# Cute halloween song for kids



## y2kgtp (Aug 25, 2006)

I got this a year or so ago, and was given free from the website, so I have no problem letting people have it. It was a free song last year or the year before from this site:

Super Simple Songs - Easy English songs for kids.


Just right click the link below and (Save file as) download and Enjoy!

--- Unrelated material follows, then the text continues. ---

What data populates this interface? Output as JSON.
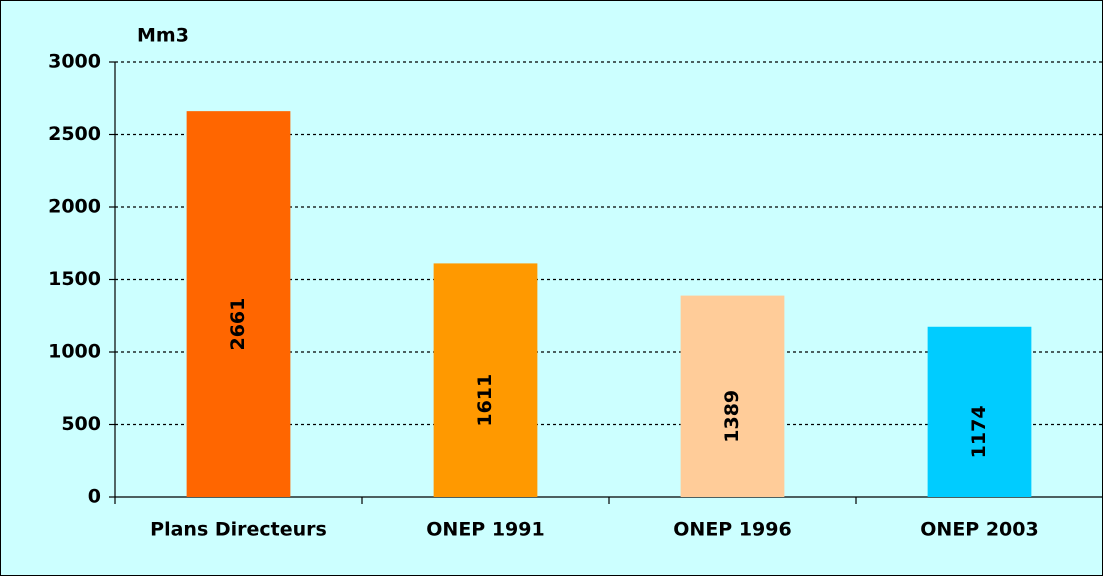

http://home.comcast.net/~elokens/Knock Knock Trick or Treat.mp3



Lyrics:

Knock knock. Trick or treat?
Who are you?
I'm a ghost. I'm a little ghost.
Knock knock. Trick or treat?
Who are you?
I'm a ghost. I'm a little ghost.

Knock knock. Trick or treat?
Who are you?
I'm a cowboy. I'm a little cowboy.
Knock knock. Trick or treat?
Who are you?
I'm a cowboy. I'm a little cowboy.

Knock knock. Trick or treat?
Who are you?
I'm a witch. I'm a little witch.
Knock knock. Trick or treat?
Who are you?
I'm a witch. I'm a little witch.

Knock knock. Trick or treat?
Who are you?
I'm a monster. I'm a little monster.
Knock knock. Trick or treat?
Who are you?
I'm a monster. I'm a little monster.

Knock knock. Trick or treat?
Who are you?
I'm a ballerina. A little ballerina.
Knock knock. Trick or treat?
Who are you?
I'm a ballerina. A little ballerina.

Knock knock. Trick or treat?
Who are you?
I'm a pirate. I'm a little pirate.
Knock knock. Trick or treat?
Who are you?
I'm a pirate. I'm a little pirate.

Knock knock. Trick or treat?
Happy Halloween. Happy Halloween.
Knock knock. Trick or treat?
Happy Halloween. Happy Halloween.


----------